Thursday, November 20, 2014

Thirty Days of CCS, Day 20: Jeff Lok, Ben Horak & Alex Kim

There's a small but growing "sick humor" arm of CCS grads. It's work that veers between humor and horror. Jeff Lok and Ben Horak personify the humor-as-horror side of things, while Alex Kim works the angle of horror-as-humor.

In Gag Rag #3, Lok's collection of strips and effluvia isn't quite as pointed and raw as earlier issues of his one-man anthology. The drawing is loose and in the tradition of classic comics: lots of bigfoot drawings, bulbous noses, spaghetti arms, and distorted figures. My favorite thing in this issue are the series of "Old Testament" strips that posit god as a sort of baker who has to deal with the bureaucracies of time and doesn't quite know what to do with his new creation, Adam. There are brutal strips about chickens, a Friday Night Lights parody that's entirely on-point about the horrible behavior of the kids and the totally unflappable nature of the coach, and several one-off single-panel gags that draw genuine laughs. That includes a gleeful, running pig squealing "I'm cured!" that works because his face is so genuinely joyful. There's a slightly lesser gag where a cop in handcuffs says "I've uncovered a ring of police impersonators! I'm the leader!" The drawing is functional at best, serving only to deliver the textual gag's excellent punchline. Lok's skill is taking familiar comedic elements and injecting them with an underlying and anarchic sense of nihilism. His difficulty is in maintaining that strong voice when he ventures off into other kinds of storytelling; a strip about a prison ship drawn in this style felt forced and mannered. A compromise of sorts could be found in his Oily comic Ox & Co. It's about an elevator operator in an old-time department store, set in the past. The vernacular of his characters makes it feel like a cousin to one of Milt Gross's many comics, but the sheer weirdness of the set-up is uniquely Lok.
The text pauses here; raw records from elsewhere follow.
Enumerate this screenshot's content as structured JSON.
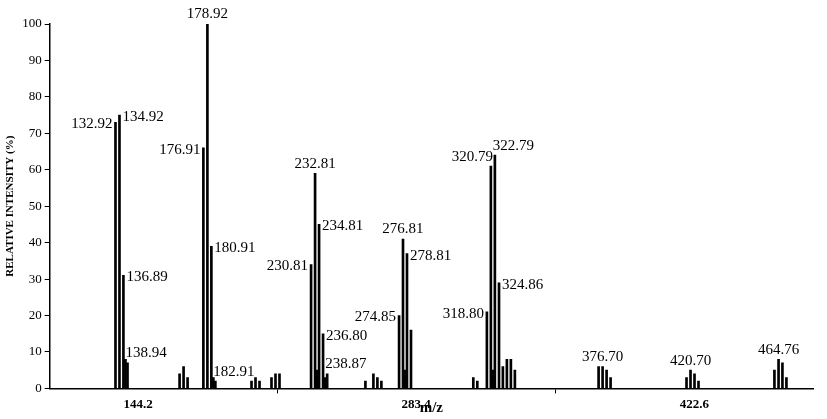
{
  "chart_data": {
    "type": "bar",
    "x_label": "m/z",
    "y_label": "RELATIVE INTENSITY (%)",
    "x": [
      132.92,
      134.92,
      136.89,
      137.91,
      138.94,
      165.0,
      167.0,
      169.0,
      176.91,
      178.92,
      180.91,
      181.9,
      182.91,
      201.0,
      203.0,
      205.0,
      211.0,
      213.0,
      215.0,
      230.81,
      232.81,
      233.81,
      234.81,
      236.8,
      237.8,
      238.87,
      258.0,
      262.0,
      264.0,
      266.0,
      274.85,
      276.81,
      277.8,
      278.81,
      280.81,
      312.0,
      314.0,
      318.8,
      320.79,
      321.8,
      322.79,
      324.86,
      326.8,
      328.8,
      330.8,
      332.8,
      374.7,
      376.7,
      378.7,
      380.7,
      418.7,
      420.7,
      422.7,
      424.7,
      462.7,
      464.76,
      466.7,
      468.7
    ],
    "values": [
      73,
      75,
      31,
      8,
      7,
      4,
      6,
      3,
      66,
      100,
      39,
      3,
      2,
      2,
      3,
      2,
      3,
      4,
      4,
      34,
      59,
      5,
      45,
      15,
      3,
      4,
      2,
      4,
      3,
      2,
      20,
      41,
      5,
      37,
      16,
      3,
      2,
      21,
      61,
      5,
      64,
      29,
      6,
      8,
      8,
      5,
      6,
      6,
      5,
      3,
      3,
      5,
      4,
      2,
      5,
      8,
      7,
      3
    ],
    "peak_labels": [
      "132.92",
      "134.92",
      "136.89",
      null,
      "138.94",
      null,
      null,
      null,
      "176.91",
      "178.92",
      "180.91",
      null,
      "182.91",
      null,
      null,
      null,
      null,
      null,
      null,
      "230.81",
      "232.81",
      null,
      "234.81",
      "236.80",
      null,
      "238.87",
      null,
      null,
      null,
      null,
      "274.85",
      "276.81",
      null,
      "278.81",
      null,
      null,
      null,
      "318.80",
      "320.79",
      null,
      "322.79",
      "324.86",
      null,
      null,
      null,
      null,
      null,
      "376.70",
      null,
      null,
      null,
      "420.70",
      null,
      null,
      null,
      "464.76",
      null,
      null
    ],
    "color": "#000000",
    "xlim": [
      100,
      482
    ],
    "xticks": [
      144.2,
      283.4,
      422.6
    ],
    "ylim": [
      0,
      100
    ],
    "yticks": [
      0,
      10,
      20,
      30,
      40,
      50,
      60,
      70,
      80,
      90,
      100
    ],
    "grid": false
  }
}
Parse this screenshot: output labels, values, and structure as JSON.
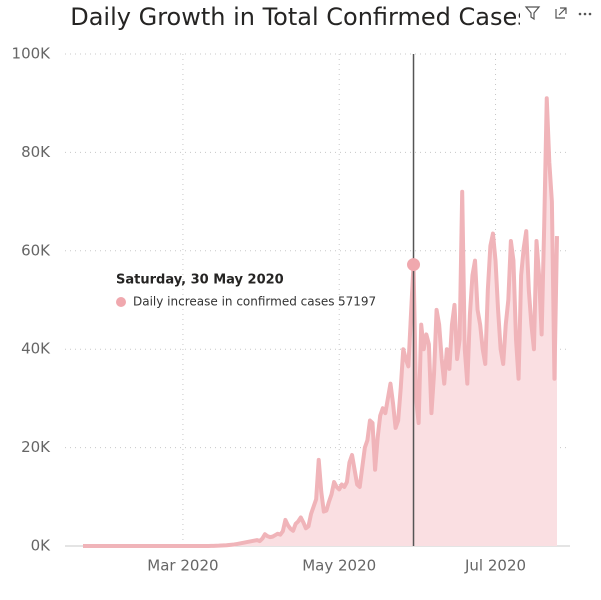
{
  "chart_data": {
    "type": "area",
    "title": "Daily Growth in Total Confirmed Cases",
    "x": [
      "2020-01-22",
      "2020-01-23",
      "2020-01-24",
      "2020-01-25",
      "2020-01-26",
      "2020-01-27",
      "2020-01-28",
      "2020-01-29",
      "2020-01-30",
      "2020-01-31",
      "2020-02-01",
      "2020-02-02",
      "2020-02-03",
      "2020-02-04",
      "2020-02-05",
      "2020-02-06",
      "2020-02-07",
      "2020-02-08",
      "2020-02-09",
      "2020-02-10",
      "2020-02-11",
      "2020-02-12",
      "2020-02-13",
      "2020-02-14",
      "2020-02-15",
      "2020-02-16",
      "2020-02-17",
      "2020-02-18",
      "2020-02-19",
      "2020-02-20",
      "2020-02-21",
      "2020-02-22",
      "2020-02-23",
      "2020-02-24",
      "2020-02-25",
      "2020-02-26",
      "2020-02-27",
      "2020-02-28",
      "2020-02-29",
      "2020-03-01",
      "2020-03-02",
      "2020-03-03",
      "2020-03-04",
      "2020-03-05",
      "2020-03-06",
      "2020-03-07",
      "2020-03-08",
      "2020-03-09",
      "2020-03-10",
      "2020-03-11",
      "2020-03-12",
      "2020-03-13",
      "2020-03-14",
      "2020-03-15",
      "2020-03-16",
      "2020-03-17",
      "2020-03-18",
      "2020-03-19",
      "2020-03-20",
      "2020-03-21",
      "2020-03-22",
      "2020-03-23",
      "2020-03-24",
      "2020-03-25",
      "2020-03-26",
      "2020-03-27",
      "2020-03-28",
      "2020-03-29",
      "2020-03-30",
      "2020-03-31",
      "2020-04-01",
      "2020-04-02",
      "2020-04-03",
      "2020-04-04",
      "2020-04-05",
      "2020-04-06",
      "2020-04-07",
      "2020-04-08",
      "2020-04-09",
      "2020-04-10",
      "2020-04-11",
      "2020-04-12",
      "2020-04-13",
      "2020-04-14",
      "2020-04-15",
      "2020-04-16",
      "2020-04-17",
      "2020-04-18",
      "2020-04-19",
      "2020-04-20",
      "2020-04-21",
      "2020-04-22",
      "2020-04-23",
      "2020-04-24",
      "2020-04-25",
      "2020-04-26",
      "2020-04-27",
      "2020-04-28",
      "2020-04-29",
      "2020-04-30",
      "2020-05-01",
      "2020-05-02",
      "2020-05-03",
      "2020-05-04",
      "2020-05-05",
      "2020-05-06",
      "2020-05-07",
      "2020-05-08",
      "2020-05-09",
      "2020-05-10",
      "2020-05-11",
      "2020-05-12",
      "2020-05-13",
      "2020-05-14",
      "2020-05-15",
      "2020-05-16",
      "2020-05-17",
      "2020-05-18",
      "2020-05-19",
      "2020-05-20",
      "2020-05-21",
      "2020-05-22",
      "2020-05-23",
      "2020-05-24",
      "2020-05-25",
      "2020-05-26",
      "2020-05-27",
      "2020-05-28",
      "2020-05-29",
      "2020-05-30",
      "2020-05-31",
      "2020-06-01",
      "2020-06-02",
      "2020-06-03",
      "2020-06-04",
      "2020-06-05",
      "2020-06-06",
      "2020-06-07",
      "2020-06-08",
      "2020-06-09",
      "2020-06-10",
      "2020-06-11",
      "2020-06-12",
      "2020-06-13",
      "2020-06-14",
      "2020-06-15",
      "2020-06-16",
      "2020-06-17",
      "2020-06-18",
      "2020-06-19",
      "2020-06-20",
      "2020-06-21",
      "2020-06-22",
      "2020-06-23",
      "2020-06-24",
      "2020-06-25",
      "2020-06-26",
      "2020-06-27",
      "2020-06-28",
      "2020-06-29",
      "2020-06-30",
      "2020-07-01",
      "2020-07-02",
      "2020-07-03",
      "2020-07-04",
      "2020-07-05",
      "2020-07-06",
      "2020-07-07",
      "2020-07-08",
      "2020-07-09",
      "2020-07-10",
      "2020-07-11",
      "2020-07-12",
      "2020-07-13",
      "2020-07-14",
      "2020-07-15",
      "2020-07-16",
      "2020-07-17",
      "2020-07-18",
      "2020-07-19",
      "2020-07-20",
      "2020-07-21",
      "2020-07-22",
      "2020-07-23",
      "2020-07-24",
      "2020-07-25"
    ],
    "series": [
      {
        "name": "Daily increase in confirmed cases",
        "color": "#f0b4b9",
        "fill": "#fadfe2",
        "values": [
          0,
          0,
          0,
          0,
          0,
          0,
          0,
          0,
          0,
          0,
          0,
          0,
          0,
          0,
          0,
          0,
          0,
          0,
          0,
          0,
          0,
          0,
          0,
          0,
          0,
          0,
          0,
          0,
          0,
          0,
          0,
          0,
          0,
          0,
          0,
          0,
          0,
          0,
          0,
          0,
          0,
          0,
          0,
          0,
          0,
          0,
          0,
          0,
          0,
          10,
          20,
          30,
          50,
          70,
          100,
          120,
          150,
          200,
          250,
          300,
          400,
          500,
          600,
          700,
          800,
          900,
          1000,
          1100,
          1200,
          1000,
          1500,
          2400,
          2000,
          1800,
          1900,
          2200,
          2500,
          2300,
          3000,
          5300,
          4200,
          3500,
          3100,
          4500,
          5000,
          5800,
          4800,
          3600,
          4000,
          6500,
          8000,
          9500,
          17500,
          11000,
          7000,
          7200,
          9000,
          10500,
          13000,
          12000,
          11500,
          12500,
          12000,
          13000,
          17000,
          18500,
          15500,
          12500,
          12000,
          16000,
          20000,
          21500,
          25500,
          25000,
          15500,
          22000,
          26500,
          28000,
          27000,
          30000,
          33000,
          29000,
          24000,
          25500,
          32000,
          40000,
          38000,
          36500,
          47000,
          57197,
          30000,
          25000,
          45000,
          40000,
          43000,
          41000,
          27000,
          35000,
          48000,
          45000,
          38000,
          33000,
          40000,
          36000,
          45000,
          49000,
          38000,
          42000,
          72000,
          40000,
          33000,
          47000,
          55000,
          58000,
          48000,
          45000,
          40000,
          37000,
          52000,
          61000,
          63500,
          58000,
          48000,
          40000,
          37000,
          45000,
          50000,
          62000,
          58000,
          42000,
          34000,
          55000,
          60500,
          64000,
          52000,
          45000,
          40000,
          62000,
          55000,
          43000,
          65000,
          91000,
          78000,
          70000,
          34000,
          63000
        ]
      }
    ],
    "xlim": [
      "2020-01-22",
      "2020-07-25"
    ],
    "xticks": [
      {
        "value": "2020-03-01",
        "label": "Mar 2020"
      },
      {
        "value": "2020-05-01",
        "label": "May 2020"
      },
      {
        "value": "2020-07-01",
        "label": "Jul 2020"
      }
    ],
    "ylim": [
      0,
      100000
    ],
    "yticks": [
      {
        "value": 0,
        "label": "0K"
      },
      {
        "value": 20000,
        "label": "20K"
      },
      {
        "value": 40000,
        "label": "40K"
      },
      {
        "value": 60000,
        "label": "60K"
      },
      {
        "value": 80000,
        "label": "80K"
      },
      {
        "value": 100000,
        "label": "100K"
      }
    ],
    "grid": true,
    "tooltip": {
      "title": "Saturday, 30 May 2020"
    }
  }
}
The brief comic works because of its density, its commitment to maintaining the integrity of its time and setting, and the darkly idiosyncratic nature of Lok's sense of humor.

Kim's Oily series Dumpling King has been astonishing me with surprises in every issue. In the span of just ten pages per issue, Kim has advanced the story from a noir mystery surrounding murder, a powerful family, an alluring woman and dumpling delivery to something entirely different. All of those elements are still present, only Kim has added mysticism, dragons, magic, witches and their towers and other craziness. All of this is done with a mix of cartoony drawings (Kim loves angular faces) and surprising amounts of detail (he loves stippling even more), and the consistency of the reality he's creating on a visual level allows for the sudden and dramatic shift from a realistic scenario to a fantastic one. The cover alone of #3, with the stippling of a cloudy night sky using negative space to indicate the moon, contrasted against the cartoony face of one of the characters gets at Kim's aesthetic. He's simultaneously creating mood while bending the reality of his world to his will. Kim is a bit slow, so savor each issue when it's published.

Horak is a fine gross-out cartoonist who likes to employ cute images in disturbing ways, and his skill with drawing only heightens both the humor and gross-out nature of his work. His best strips in his one-man anthology Grump Toast #4 are the long-form ones. The "Business Baby and Infant Insidious" are pretty much Goofus and Gallant with slightly more evil intent, as the villainous character actually wears a top hat and black cape. Horak's "autobio" take on being lost at a curiosity shop as a boy and wondering what it would have been like if his parents had taken home a lizard corpse passed off as him was hilarious because of the details: the corpse playing Little League, graduating high school, getting married, etc. Speaking of detail, the "Pinky Palms" strip, featuring a variety of monstrous and anthropomorphic creatures throws the kitchen sink at the reader in terms of weird visual gross-out gags, then reveals that it's all misdirection as it follows home the bartender to follow his seemingly idyllic life. The payoffs for this strip are tremendous, as watching bat-winged chainsaws tear through his family was both awful and hilarious. The other long-form piece, "The Bitchin' Trials and Tribulations of Cheese Hammy Sammy", is a silent, existential biker epic. It details the titular character's (everyone here is a form of anthropomorphic food, Jon Vermilyea-style) horrible and over-the-top deeds, his bun-flipping reformation and his eventual doom as the pigeons come home to roost. Horak continues to mature and refine the sheer horror of his work, and this has allowed it to become effective at multiple levels.